YORK film company MilesTone Productions makes big strides with CrimeFighters, the third project from writer-director Miles Watts.

After his suck-it-and-see debut with the no-budget The BandWagons in 2007, and the hand-held camera fun and games of the Zomblogalypse web series, he makes £6,000 go a long way in a love letter to York, comic-book movies and graphic novels, with the aid of co-writer Anna Cathenka, digital cinematographer Paul Richardson, film editor Tony Hipwell and menacing soundtrack composers Sam Forrest and Hayley Hutchinson.

The pub-and-pop culture spirit of Shaun Of The Dead and Shane Meadows pervades CrimeFighters, a none-too-serious tale of bike-riding, karate-kicking vigilantism, street chases and pub brawls in York.
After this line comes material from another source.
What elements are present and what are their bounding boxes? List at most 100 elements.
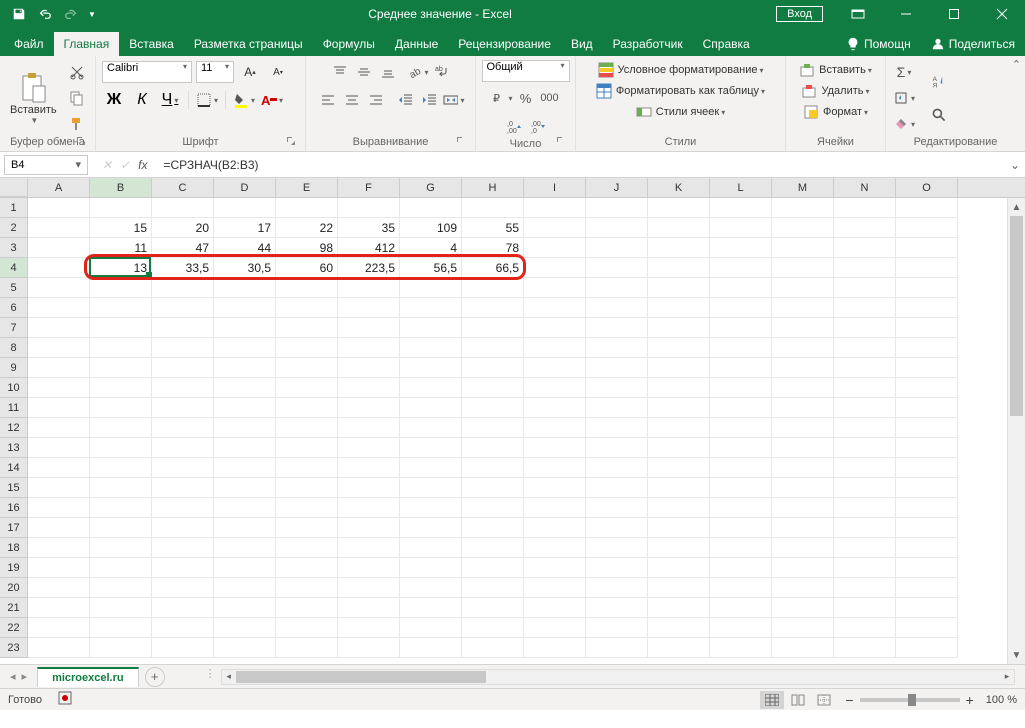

Given the city’s history and profusion of snickleways and shadows, York’s streets and buildings cry out for spooky film-making, no less than Venice or London’s East End or Edinburgh, and one of the joys of CrimeFighters is the locations, from Ye Olde Starre Inne to the Minster, Newgate Market to Purple Haze.

In film-noir black and white, York looks better still, the film’s design being complemented by the garb of the CrimeFighters (a rollerblading, deadpan Emma Keaveney, love-struck Aussie Paul Trimmer and knitting-fiend costume designer Debbie Hard) as these three bored friends-turned superheroes tackle the city’s crimewave.

Watts has called CrimeFighters a cross between The Incredibles and Kevin Smith’s stoner classic Clerks, a good call for a scabrous, enjoyably English film full of off-the-cuff cool. Who needs Kick-Ass?

•Sunday’s sold-out world premiere will be followed by a 6pm show on Tuesday (box office 0871 704 2054).